Setelah Aku memperhatikannya cukup lama ternyata dia memiliki wajah yang cukup rupawan. Matanya yang selalu menyipit saat tersenyum, lalu wajahnya yang sangat cocok dengan rambut sebahunya. Kenapa Aku baru menyadari jika anak ini memiliki pesona yang menarik? Tanpa sadar Aku jadi tersenyum melihatnya. Entah sudah berapa kali Aku tersenyum hari ini?
"Miss jangan liatin saya terus, nanti jadi suka lo," ucapnya santai sambil melihat ke arahku dengan menunjukkan senyum khasnya.
"S-Siapa yang lihatin kamu, orang saya lagi ngeliat buku yang ada di belakang kamu kok," ucapku seraya menyibakkan anak rambut yang terjatuh di wajahku.
Sialnya, ia malah terus menatapku dengan tatapan menggoda. Seolah berkata jika apa yang baru saja Aku katakan itu bohong. Dan anehnya MENGAPA AKU JADI GUGUP?!! Oh ayolah Zoya kamu tidak mungkin kan jadi salah tingkah hanya karena tatapan seorang anak SMA apalagi anak itu adalah seorang gadis. No! Big NO!!
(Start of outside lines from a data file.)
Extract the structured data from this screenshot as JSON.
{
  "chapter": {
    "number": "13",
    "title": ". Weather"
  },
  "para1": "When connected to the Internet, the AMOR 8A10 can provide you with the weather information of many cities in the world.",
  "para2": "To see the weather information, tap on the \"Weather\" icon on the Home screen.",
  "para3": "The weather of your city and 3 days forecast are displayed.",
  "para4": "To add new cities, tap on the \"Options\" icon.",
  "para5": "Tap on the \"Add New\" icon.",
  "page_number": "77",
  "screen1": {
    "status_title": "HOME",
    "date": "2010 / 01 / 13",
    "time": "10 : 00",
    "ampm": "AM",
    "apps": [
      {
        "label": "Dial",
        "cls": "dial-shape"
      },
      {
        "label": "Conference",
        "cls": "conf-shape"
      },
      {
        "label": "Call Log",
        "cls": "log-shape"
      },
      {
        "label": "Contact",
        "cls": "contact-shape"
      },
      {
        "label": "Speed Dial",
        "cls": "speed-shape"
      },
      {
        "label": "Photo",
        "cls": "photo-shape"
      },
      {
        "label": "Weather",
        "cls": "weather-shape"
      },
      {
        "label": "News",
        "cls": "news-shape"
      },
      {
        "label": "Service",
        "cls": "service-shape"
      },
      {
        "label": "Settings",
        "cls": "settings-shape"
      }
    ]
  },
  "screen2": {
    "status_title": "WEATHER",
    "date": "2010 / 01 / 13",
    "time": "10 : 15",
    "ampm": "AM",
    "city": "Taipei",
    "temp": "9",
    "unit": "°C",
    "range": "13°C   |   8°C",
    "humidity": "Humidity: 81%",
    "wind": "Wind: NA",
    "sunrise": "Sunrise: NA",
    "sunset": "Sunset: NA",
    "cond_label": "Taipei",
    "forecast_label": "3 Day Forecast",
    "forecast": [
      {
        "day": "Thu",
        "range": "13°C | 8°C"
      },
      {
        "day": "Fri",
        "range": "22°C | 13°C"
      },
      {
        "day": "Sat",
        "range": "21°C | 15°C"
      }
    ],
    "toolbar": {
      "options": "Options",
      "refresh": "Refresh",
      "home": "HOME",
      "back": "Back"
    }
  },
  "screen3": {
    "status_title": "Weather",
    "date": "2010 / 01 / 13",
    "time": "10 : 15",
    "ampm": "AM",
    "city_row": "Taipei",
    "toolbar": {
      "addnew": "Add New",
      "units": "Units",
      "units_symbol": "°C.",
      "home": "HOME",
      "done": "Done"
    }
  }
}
Karena ia tak kunjung mengalihkan pandangannya, tanpa sadar Aku jadi menatapnya kembali. Dan pandangan
Kami saling bertemu selama beberapa detik. Satu detik, dua detik, tiga detik mata kami masih saling bertatapan. Hingga akhirnya Aku memutuskan untuk menyudahi terlebih dahulu lalu membuang tatapanku ke samping seraya menggigit bibir bawahku untuk menghilangkan rasa gugupku."S-saya harus pulang sekarang!" ujarku kemudian berlalu pergi tanpa menatapnya sedikit pun. "Kamu juga cepatlah pulang jika sudah menyelesaikan tugas yang saya beri, saya tidak mau terkena masalah karena membiarkan seorang murid berada di sekolah hingga sore hari," sambung Ku sebelum benar-benar pergi menuju pintu.
Namun saat Aku mencoba untuk membukanya, pintu itu terasa berat dan sulit untuk terbuka. Aku semakin panik saat melihat jam yang ada di dekat sana menunjukkan pukul setengah enam malam. Dimana semua murid dan orang yang ada di sekolah sudah meninggalkan sekolah satu jam yang lalu. Kenapa Aku tidak sadar jika sudah selarut ini? Sial! Jangan bilang saat ini Aku-
"Kenapa Miss? Nggak jadi pulang?" Dia terlihat menghampiri Ku. Tetapi Aku tak menggubrisnya karena kepanikan yang sudah terlanjur menguasaiku.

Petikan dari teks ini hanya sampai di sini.